Я прочитал на следующий день после дебатов статью, которая мне очень понравилась, --
"The Trump Show is ending. Sad!".
Это из нее я взял
этот "твит".
Мысли в статье излагаются отнюдь не новые, многие говорили и говорят то же самое, в том числе даже и я, но написано хорошо. Так что я приведу довольно большую цитату. Но рекомендую всю статью прочитать.
Сначала часть, которая кажется мне спорной: I’ve always thought President Obama should have returned the Nobel Peace Prize he was awarded in 2009. I say this not because he hadn’t earned it (obviously he hadn’t), but because Obama’s Nobel seemed to me an unmistakable statement on the way elite Europeans viewed America.
The supposition underlying the award seemed to be that our country was so self-evidently racist and violent that the mere act of a black man winning the presidency constituted an unfathomable act of courage and resistance.
Had I been advising Obama then, I’d have suggested he go out to the Rose Garden and tell the world that his campaign had affirmed exactly the opposite - that America was a more enlightened country than it used to be, that it took no Gandhi-like resolve to run as a nonwhite candidate anymore, and that the bigotry of an earlier era was fast receding to the margins of the society.
You might say I was naive, seeing as a sizable chunk of the country is about to vote for a man heartily endorsed by David Duke. But I still believe I was right.
A lot of Americans will vote for Trump in November in spite of his bigotry and xenophobia, not because of it. They can’t stomach Hillary Clinton, or they’re desperate to upend Washington, or they’re just diehard Republicans, and they hope - foolishly, I think - that Trump would somehow blossom into a president who’s bigger than the insecure and reckless man they watched again last night.
But that’s distinct from the much smaller universe of furious, nostalgic, culturally displaced voters who drag their kids to Trump rallies, who see themselves living in a racially defined society where white men are the oppressed class, who have no real problem with violence or misogyny or people holding signs with swastikas.
There aren’t actually more of these voters than there used to be.
Теперь часть, которая кажется мне бесспорной: Contrary to liberal hysteria, Trump hasn’t managed to ignite some new White Power movement.
What he’s done, in his frenzied, yearlong effort to find love and acceptance among people with whom he really has nothing in common, is to relegitimize attitudes that had become unacceptable in polite conversation and often career-ending in public discourse.

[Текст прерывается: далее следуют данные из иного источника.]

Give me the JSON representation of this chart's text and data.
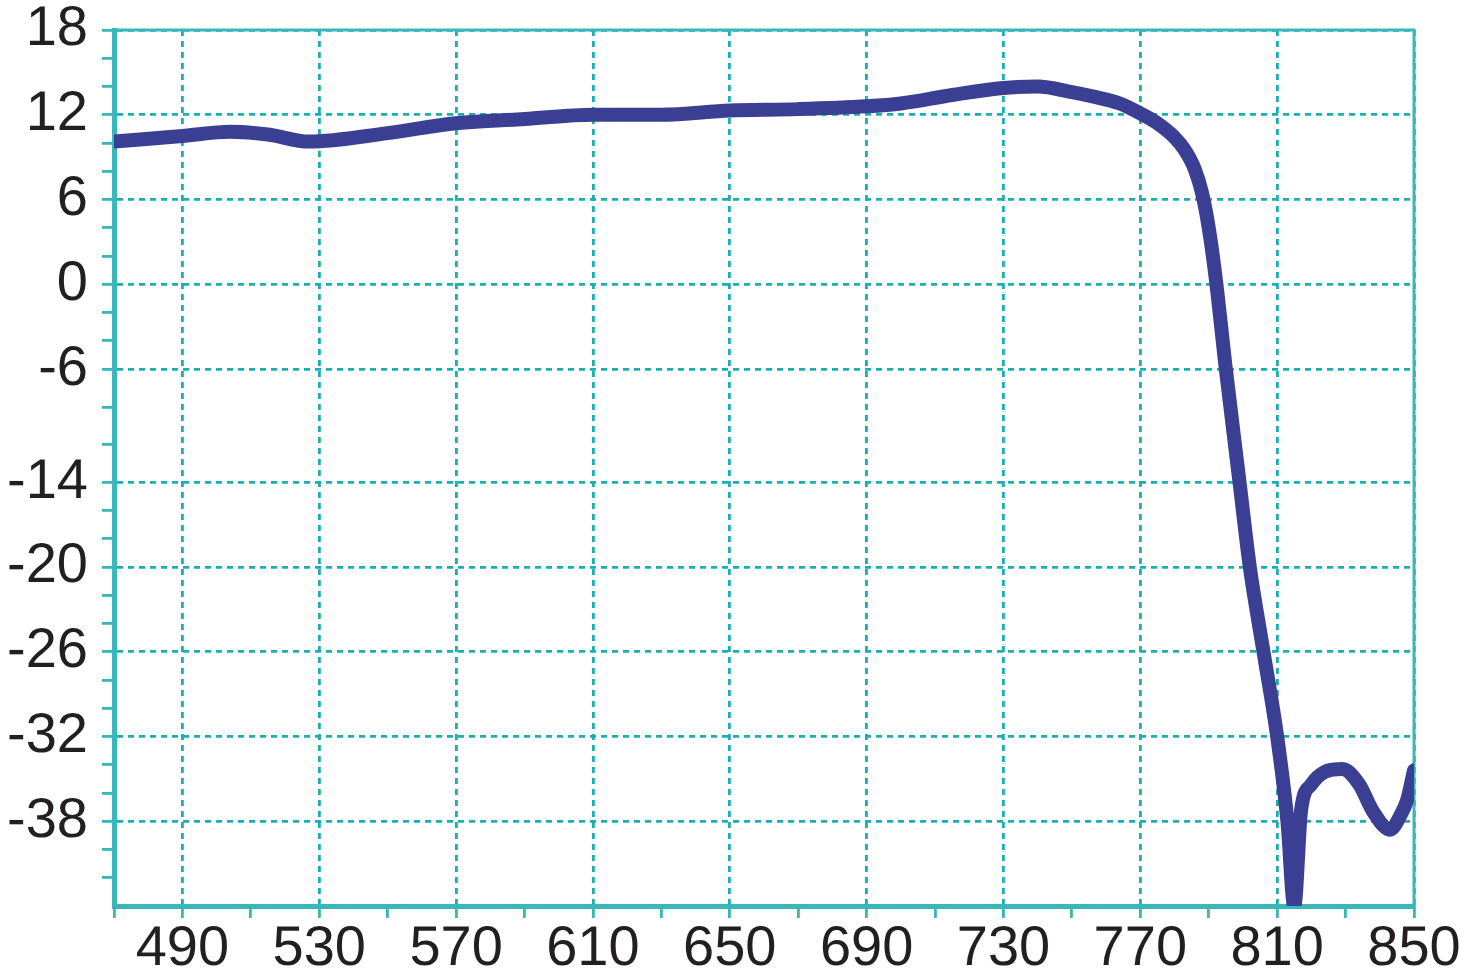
{
  "chart_data": {
    "type": "line",
    "x": [
      470,
      490,
      504,
      515,
      527,
      550,
      570,
      590,
      610,
      630,
      650,
      670,
      690,
      700,
      715,
      730,
      740,
      750,
      756,
      764,
      770,
      775,
      780,
      783,
      786,
      788,
      790,
      792,
      795,
      799,
      802,
      806,
      810,
      813,
      815,
      817,
      820,
      824,
      829,
      834,
      838,
      843,
      846,
      848,
      850
    ],
    "series": [
      {
        "color": "#3b3f94",
        "values": [
          10.1,
          10.5,
          10.8,
          10.6,
          10.1,
          10.7,
          11.4,
          11.7,
          12.0,
          12.0,
          12.3,
          12.4,
          12.6,
          12.8,
          13.4,
          13.9,
          14.0,
          13.6,
          13.3,
          12.8,
          12.1,
          11.4,
          10.4,
          9.5,
          8.1,
          6.5,
          4.0,
          0.5,
          -6,
          -14,
          -20,
          -26,
          -32,
          -38,
          -44,
          -37.2,
          -35.4,
          -34.5,
          -34.3,
          -35.4,
          -37.3,
          -38.6,
          -37.6,
          -36.5,
          -34.4
        ]
      }
    ],
    "xlim": [
      470,
      850
    ],
    "xticks": [
      {
        "value": 470,
        "label": null
      },
      490,
      {
        "value": 510,
        "label": null
      },
      530,
      {
        "value": 550,
        "label": null
      },
      570,
      {
        "value": 590,
        "label": null
      },
      610,
      {
        "value": 630,
        "label": null
      },
      650,
      {
        "value": 670,
        "label": null
      },
      690,
      {
        "value": 710,
        "label": null
      },
      730,
      {
        "value": 750,
        "label": null
      },
      770,
      {
        "value": 790,
        "label": null
      },
      810,
      {
        "value": 830,
        "label": null
      },
      850
    ],
    "ylim": [
      -44,
      18
    ],
    "yticks": [
      {
        "value": -42,
        "label": null
      },
      {
        "value": -40,
        "label": null
      },
      -38,
      {
        "value": -36,
        "label": null
      },
      {
        "value": -34,
        "label": null
      },
      -32,
      {
        "value": -30,
        "label": null
      },
      {
        "value": -28,
        "label": null
      },
      -26,
      {
        "value": -24,
        "label": null
      },
      {
        "value": -22,
        "label": null
      },
      -20,
      {
        "value": -18,
        "label": null
      },
      {
        "value": -16,
        "label": null
      },
      -14,
      {
        "value": -11.3,
        "label": null
      },
      {
        "value": -8.7,
        "label": null
      },
      -6,
      {
        "value": -4,
        "label": null
      },
      {
        "value": -2,
        "label": null
      },
      0,
      {
        "value": 2,
        "label": null
      },
      {
        "value": 4,
        "label": null
      },
      6,
      {
        "value": 8,
        "label": null
      },
      {
        "value": 10,
        "label": null
      },
      12,
      {
        "value": 14,
        "label": null
      },
      {
        "value": 16,
        "label": null
      },
      18
    ],
    "grid": true,
    "legend": false,
    "marker": "none",
    "line_style": "solid"
  }
}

This is a different thing from enforcing political correctness, which is what bigots always scream you’re trying to do. I’ve written a few times before about my disdain for “safe spaces” and “trigger warnings” and the bleaching out of historical figures who make us uncomfortable. I’ll be the first one to stand up for your right to disagree about how we define liberty and progress.
No, what we’re talking about here is a worldview that says: America is a white, male-dominated, Christian country, and the blurring of cultures and ethnicities (not to mention genders) represents not our evolution, but rather our undoing. It is an inherently anti-American creed, and until this year it had been gradually discredited in national politics.
The effect of Trump’s televised rallies and rhetoric, void of compassion or intellect, can be seen now in places you wouldn’t have normally encountered it before. Take, for instance, the recent experience of Michael Luo, my former colleague at the New York Times, who wrote about a woman on Manhattan’s Upper East Side who shouted at him to take his family back to China where they belonged.
In Trump’s America, as in the Reality TV world from which he spawned, nothing is too outrageous or too mean to blurt out. No one needs to accept modernity or feel shame for spewing ignorance. This is his legacy.
И про республиканскую партию тоже очень верно, по-моему. It’s also about to become the legacy of the Republican Party, which is why Republican leaders will have a special responsibility to deal with it once this runaway train has to come to rest against the side of a mountain.
For years now, ruling Republicans have tried to have it both ways - to somehow mollify and exploit the darkest impulses of the electorate while publicly espousing the high-minded principles of conservatism. [...]
This will be, after all, the fourth straight election in which Republicans have been crushed among first-time voters. And at the end of the day, Trump will probably pull fewer than a third of so-called millennial voters, who are already surpassing baby boomers as the largest share of the electorate.
You can bet Republicans will spend the next few months talking about what a terrible messenger Trump was. After that, they’ll pivot to reminding people of how little they like Clinton, and they’ll start searching for a candidate who can offer a better contrast in 2020.
But there is no distancing the party from Trump without disowning what he represents. Further down the well-worn path of accommodation and avoidance, there is only losing and irrelevance.
The Trump Show is just about over. Governing Republicans can’t afford a sequel, and neither can the rest of us.